La seule fois où j’avais quitté le
village, c’était pour me rendre à pied avec mes parents à l’enterrement
d’un oncle à Siersthal. Ce dépaysement était par conséquent le bienvenu
pour de jeunes esprits curieux, prêts à découvrir le monde.
Certes nous, les enfants, nous
avions dû laisser sur place la plupart de nos effets vestimentaires,
nos affaires scolaires et nos habitudes de jeux.
Nous étions partis précipitamment
en abandonnant le peu de confort que nous avions et nous retrouvions
ici d’autres conditions de vie, plus dures et plus incertaines. Mais ce
n’était pas notre problème.
Personne ici ne savait ce qui se passait exactement dans le pays.

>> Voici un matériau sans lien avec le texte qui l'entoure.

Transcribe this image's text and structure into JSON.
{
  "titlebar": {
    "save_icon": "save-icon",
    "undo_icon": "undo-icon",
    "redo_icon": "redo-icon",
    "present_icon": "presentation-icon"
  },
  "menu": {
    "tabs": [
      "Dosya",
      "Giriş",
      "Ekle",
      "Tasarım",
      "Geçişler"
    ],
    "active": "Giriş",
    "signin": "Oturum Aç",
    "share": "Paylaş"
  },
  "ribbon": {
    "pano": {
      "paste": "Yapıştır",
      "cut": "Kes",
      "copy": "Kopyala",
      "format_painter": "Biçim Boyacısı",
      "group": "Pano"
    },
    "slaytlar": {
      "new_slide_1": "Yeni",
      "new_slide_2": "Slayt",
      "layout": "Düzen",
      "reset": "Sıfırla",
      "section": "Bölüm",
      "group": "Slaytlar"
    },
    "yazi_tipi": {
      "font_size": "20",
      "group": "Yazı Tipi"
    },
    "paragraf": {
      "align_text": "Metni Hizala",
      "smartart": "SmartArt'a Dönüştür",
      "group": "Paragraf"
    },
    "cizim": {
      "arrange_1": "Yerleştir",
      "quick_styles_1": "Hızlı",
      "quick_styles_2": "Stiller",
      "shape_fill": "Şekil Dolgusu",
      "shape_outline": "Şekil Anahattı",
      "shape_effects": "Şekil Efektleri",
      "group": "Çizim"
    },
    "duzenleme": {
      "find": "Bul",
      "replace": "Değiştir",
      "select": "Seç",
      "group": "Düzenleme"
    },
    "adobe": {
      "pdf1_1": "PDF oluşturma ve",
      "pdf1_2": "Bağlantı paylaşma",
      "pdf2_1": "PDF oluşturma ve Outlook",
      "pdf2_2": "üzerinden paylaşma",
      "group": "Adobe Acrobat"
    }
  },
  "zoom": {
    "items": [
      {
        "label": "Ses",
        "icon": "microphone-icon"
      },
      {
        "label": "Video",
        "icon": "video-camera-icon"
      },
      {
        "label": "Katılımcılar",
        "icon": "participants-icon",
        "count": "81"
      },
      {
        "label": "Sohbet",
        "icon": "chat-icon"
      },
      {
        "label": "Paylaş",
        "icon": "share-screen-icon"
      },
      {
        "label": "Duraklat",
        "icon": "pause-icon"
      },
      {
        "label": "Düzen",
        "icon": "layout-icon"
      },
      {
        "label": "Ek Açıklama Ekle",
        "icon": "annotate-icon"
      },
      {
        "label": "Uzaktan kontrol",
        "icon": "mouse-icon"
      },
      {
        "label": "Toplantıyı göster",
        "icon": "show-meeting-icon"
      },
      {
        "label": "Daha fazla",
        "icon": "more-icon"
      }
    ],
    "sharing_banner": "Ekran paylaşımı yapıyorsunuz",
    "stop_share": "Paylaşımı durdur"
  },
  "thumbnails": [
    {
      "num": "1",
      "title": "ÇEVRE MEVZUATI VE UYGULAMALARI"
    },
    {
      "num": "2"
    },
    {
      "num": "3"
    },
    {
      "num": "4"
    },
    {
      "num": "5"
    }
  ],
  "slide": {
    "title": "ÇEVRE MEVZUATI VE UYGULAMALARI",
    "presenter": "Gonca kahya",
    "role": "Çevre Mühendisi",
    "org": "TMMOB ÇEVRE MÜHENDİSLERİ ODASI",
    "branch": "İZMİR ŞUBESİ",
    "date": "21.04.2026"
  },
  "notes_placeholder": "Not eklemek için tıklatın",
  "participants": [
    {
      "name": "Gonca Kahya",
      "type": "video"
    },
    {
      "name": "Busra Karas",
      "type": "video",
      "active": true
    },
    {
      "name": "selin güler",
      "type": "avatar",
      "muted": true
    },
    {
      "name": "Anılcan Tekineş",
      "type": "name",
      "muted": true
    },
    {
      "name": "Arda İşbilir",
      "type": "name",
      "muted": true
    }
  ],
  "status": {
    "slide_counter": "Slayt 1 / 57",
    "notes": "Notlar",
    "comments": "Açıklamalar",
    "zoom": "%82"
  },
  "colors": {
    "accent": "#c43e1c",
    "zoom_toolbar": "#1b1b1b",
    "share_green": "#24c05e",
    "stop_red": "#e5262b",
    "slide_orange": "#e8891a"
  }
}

Nos parents n’avaient pas le
journal, les postes de radio n’existaient pas pour nous et les
nouvelles n’arrivaient pas jusqu’à nous.
Personne ne nous écrivait.
Nous, les jeunes, nous ne nous
occupions pas de politique, nous ne savions pas ce que c’était qu’une
guerre et nous étions très loin des évènements. Les soucis des adultes
n’étaient pas les nôtres.
Nous vivions au jour le jour dans
notre insouciance de jeunes. Notre famille était avec nous et
pourvoyait à notre quotidien. C’était le principal.
Nos camarades d’école étaient presque tous là et cela nous suffisait largement.

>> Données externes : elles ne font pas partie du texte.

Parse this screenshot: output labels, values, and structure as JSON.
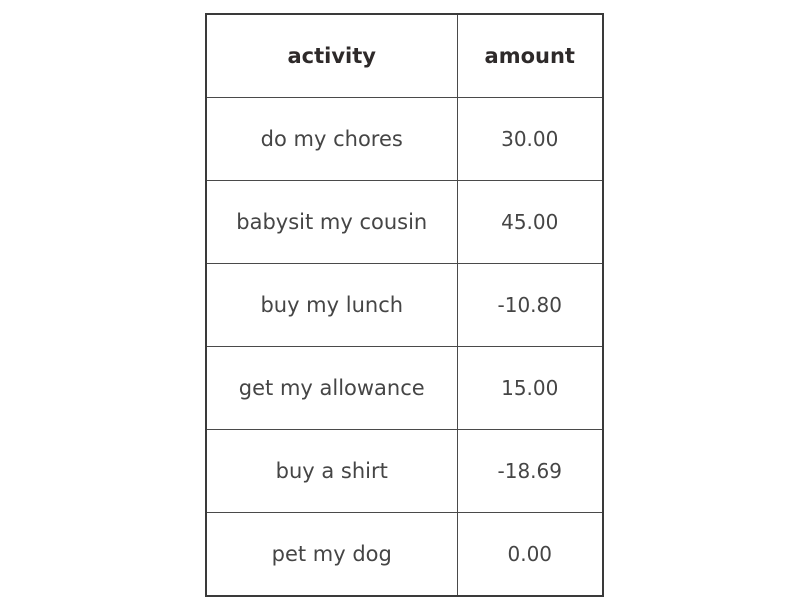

Mon meilleur camarade, Camille
KLEIN, était aussi à Pleuville, mais il demeurait avec sa famille dans
une ferme isolée située à 3 km du bourg et je ne le voyais
malheureusement pas souvent.
J’avais avec moi ma mère Clémentine
âgée de 38 ans, mes deux frères, Emile, âgé de 10 ans et Nicolas d’un
an son cadet. Mon père Nicolas, qui avait dû se présenter dès le 26
août à la mairie de Niederbronn-les Bains, faisait partie de la
dernière classe mobilisable.
Il fut rapidement démobilisé pour raison de santé et nous rejoignit sans tarder en Charente.
Sa présence nous réconfortait, car
ma mère, seule, aurait eu trop de difficultés pour s’adapter à cette
nouvelle vie et nourrir sa famille.
Mon père Nicolas et ma mère Clémentine.
Avec mes deux frères, Emile à gauche et Nicolas à droite.

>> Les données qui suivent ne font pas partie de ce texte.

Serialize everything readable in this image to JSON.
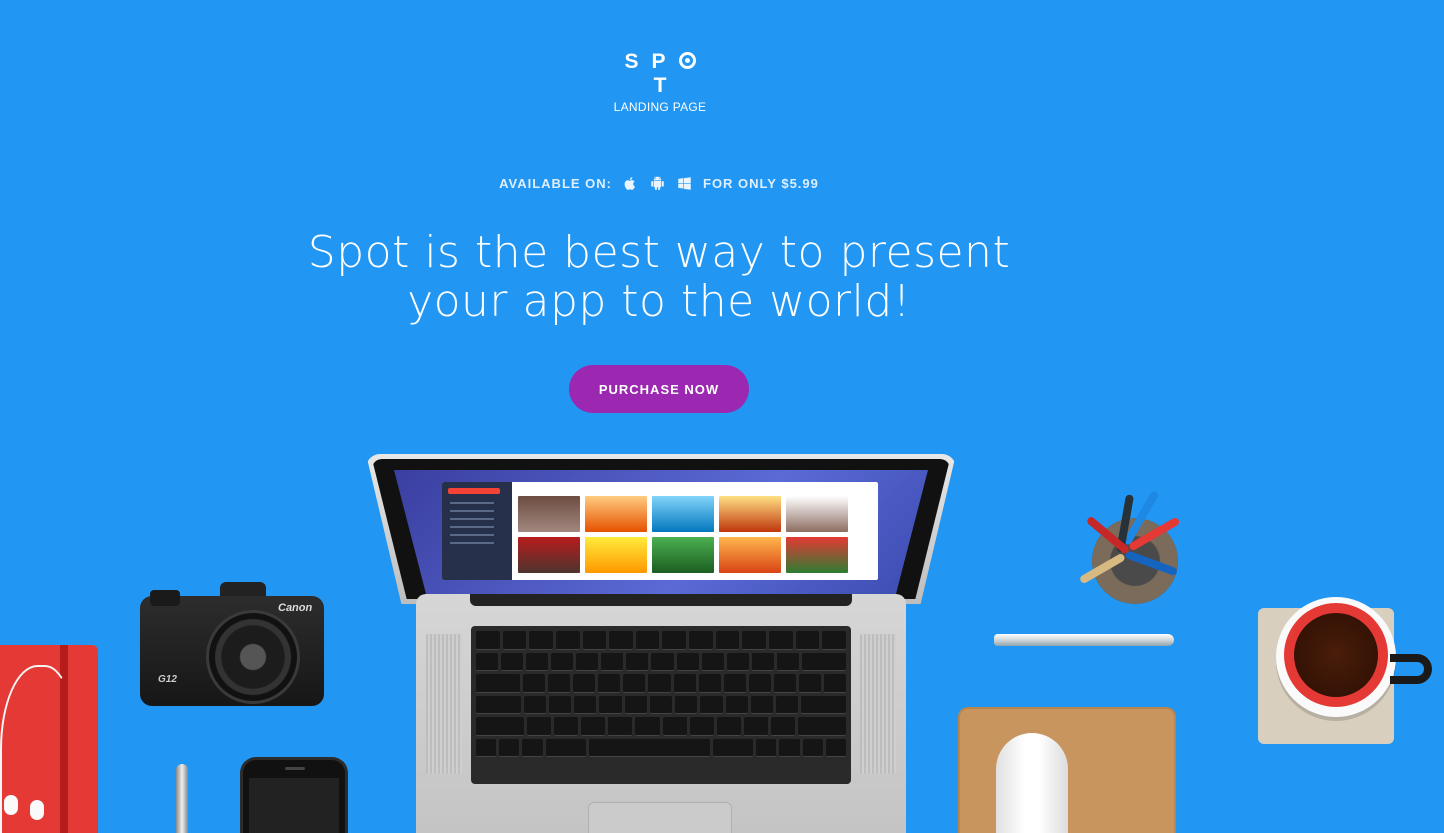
{
  "brand": {
    "name_letters": [
      "S",
      "P",
      "O",
      "T"
    ],
    "subtitle": "LANDING PAGE"
  },
  "availability": {
    "prefix": "AVAILABLE ON:",
    "platforms": [
      "apple-icon",
      "android-icon",
      "windows-icon"
    ],
    "price_text": "FOR ONLY $5.99"
  },
  "hero": {
    "headline_line1": "Spot is the best way to present",
    "headline_line2": "your app to the world!",
    "cta_label": "PURCHASE NOW"
  },
  "devices": {
    "camera_brand": "Canon",
    "camera_model": "G12"
  },
  "colors": {
    "background": "#2196f3",
    "cta": "#9c27b0"
  }
}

Ma mère avait beaucoup de travail
avec le grand-père Jacques âgé déjà de 80 ans et pratiquement invalide.
Il était arrivé en Charente après nous, après avoir été transporté à
Réchicourt, comme les autres personnes invalides du village, dans la
bétaillère du boucher Jacques LALUET.
Il ne pouvait plus marcher à cause de ses rhumatismes et il fallait le porter pour tous les déplacements.
D’ailleurs, il n’allait pas bien
loin, de son lit sur une chaise et inversement. Il restait toute la
journée impassible, sur son siège, à chiquer. Il lui fallait sa dose
quotidienne de tabac sinon il se fâchait et devenait insupportable.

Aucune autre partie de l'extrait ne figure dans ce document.